The people who tell you that have grown up in a static industry. One where 10% of the power plants were built before I was born, and where efficiencies have increased by just a fewpercentage points since then. It’s an industry that has seen little recent innovation. And, now the industry is starting to be replaced: we’re starting to get wind and solar power competing with those old fossil-fueled plants. They have a similar cost per megawatt-hour, and fewer strip mines, no carbon pollution, no fly ash, and no oil spills.
The people running the electric power industry are doubtless smart, people, but their experience hasn’t prepared them for the changes in technology and economics that are happening.
I’ve seen a similar transition. When I started working for AT&T in 1987, telephones were very different from computers. Each phone call was carried over a dedicated circuit, and that circuit was expensive. But change was coming. Optical fibers would, over the next decade, make data transport unimaginably cheap. And, computers would become fast enough to economically process and switch phone calls. As a result, the industry changed rapidly and messily.
Between 1995 to 2002, my own company, Lucent Technologies, was run over by technological change. It couldn’t adapt fast enough; it had too many people who expected incremental improvements. Lucent went from a stable, profitable company, to one that was losing money, shrinking, and about to be acquired in a fire sale.
But, despite the collapse of some of the major telecommunications companies, phones kept working. Despite the fact that some companies lost money, and that old technology was thrown away before it wore out, the new technologies drove incredible improvements that have now been picked up by over a billion people. Everyone has a smart phone now.

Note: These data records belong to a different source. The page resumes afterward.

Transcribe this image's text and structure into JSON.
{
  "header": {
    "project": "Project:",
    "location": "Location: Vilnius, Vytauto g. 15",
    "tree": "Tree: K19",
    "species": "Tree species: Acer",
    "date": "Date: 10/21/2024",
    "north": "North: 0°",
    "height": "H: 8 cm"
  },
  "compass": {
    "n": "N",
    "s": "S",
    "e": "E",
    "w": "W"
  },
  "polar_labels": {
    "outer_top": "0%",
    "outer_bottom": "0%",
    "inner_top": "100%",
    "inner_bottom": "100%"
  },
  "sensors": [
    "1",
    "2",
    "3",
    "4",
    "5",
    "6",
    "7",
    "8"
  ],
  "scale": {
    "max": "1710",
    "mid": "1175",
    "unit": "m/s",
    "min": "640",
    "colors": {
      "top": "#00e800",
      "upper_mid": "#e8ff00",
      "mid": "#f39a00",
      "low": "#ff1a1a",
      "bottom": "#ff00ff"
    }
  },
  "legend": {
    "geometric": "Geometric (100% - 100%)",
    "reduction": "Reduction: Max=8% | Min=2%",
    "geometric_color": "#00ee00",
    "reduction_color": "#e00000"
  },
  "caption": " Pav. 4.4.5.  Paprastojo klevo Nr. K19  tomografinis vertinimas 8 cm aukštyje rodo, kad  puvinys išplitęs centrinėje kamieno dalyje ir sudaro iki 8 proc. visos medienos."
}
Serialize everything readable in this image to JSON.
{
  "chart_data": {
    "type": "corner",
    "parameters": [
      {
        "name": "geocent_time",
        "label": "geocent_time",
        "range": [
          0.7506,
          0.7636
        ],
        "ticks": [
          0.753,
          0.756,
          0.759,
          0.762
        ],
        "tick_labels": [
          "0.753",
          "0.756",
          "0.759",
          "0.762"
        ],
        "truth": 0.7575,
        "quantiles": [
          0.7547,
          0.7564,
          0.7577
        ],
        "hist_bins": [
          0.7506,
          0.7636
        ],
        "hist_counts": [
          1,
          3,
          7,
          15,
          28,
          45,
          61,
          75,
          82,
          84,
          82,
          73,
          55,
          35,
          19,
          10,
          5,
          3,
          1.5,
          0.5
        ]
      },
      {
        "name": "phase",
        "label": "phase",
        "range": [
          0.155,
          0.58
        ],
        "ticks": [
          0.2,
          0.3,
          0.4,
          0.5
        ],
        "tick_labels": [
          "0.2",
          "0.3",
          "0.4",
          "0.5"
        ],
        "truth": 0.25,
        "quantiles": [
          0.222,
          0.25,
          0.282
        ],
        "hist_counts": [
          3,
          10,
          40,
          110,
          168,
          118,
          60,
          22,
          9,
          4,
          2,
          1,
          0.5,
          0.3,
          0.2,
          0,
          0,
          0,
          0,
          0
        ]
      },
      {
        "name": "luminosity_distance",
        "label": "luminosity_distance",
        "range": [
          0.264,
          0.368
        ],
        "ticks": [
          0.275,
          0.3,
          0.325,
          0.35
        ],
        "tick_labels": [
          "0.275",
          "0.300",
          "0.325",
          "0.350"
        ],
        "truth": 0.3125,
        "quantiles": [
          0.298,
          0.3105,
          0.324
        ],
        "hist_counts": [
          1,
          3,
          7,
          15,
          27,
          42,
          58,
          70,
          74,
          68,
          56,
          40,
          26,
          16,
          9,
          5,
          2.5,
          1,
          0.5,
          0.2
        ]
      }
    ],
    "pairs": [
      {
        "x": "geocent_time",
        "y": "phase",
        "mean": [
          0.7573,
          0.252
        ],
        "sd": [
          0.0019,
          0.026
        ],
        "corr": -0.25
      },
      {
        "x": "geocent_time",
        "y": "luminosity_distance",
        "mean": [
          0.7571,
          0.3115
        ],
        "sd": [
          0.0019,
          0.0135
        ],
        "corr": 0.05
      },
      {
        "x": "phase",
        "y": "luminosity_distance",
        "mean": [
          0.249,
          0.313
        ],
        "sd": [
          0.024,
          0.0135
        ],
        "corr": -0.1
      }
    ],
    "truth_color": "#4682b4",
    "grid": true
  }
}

By analogy, we can’t afford to have sympathy for the current players in the electric power industry. They are old technologies are about to be run over by the new. Some of the current companies may survive the change to renewables, but many of them won’t be able to adapt rapidly enough.
The welfare of old power plants is not our primary concern. As long as we exercise a moderate amount of care, the free market will keep the lights on, and those old-technology coal and natural gas plants will be replaced with something cheaper and cleaner.
So, I applaud the EPA’s regulation of carbon pollution, but I think that we are not being aggressive enough. We need to stay below the global carbon budget and move fast, not at the slow pace that the electric power industry would like to see. We are growing a new industry out of new technologies, and our goal should be to shut down the old, dirty power generation industry as soon as practical. The new industry will grow to replace the old.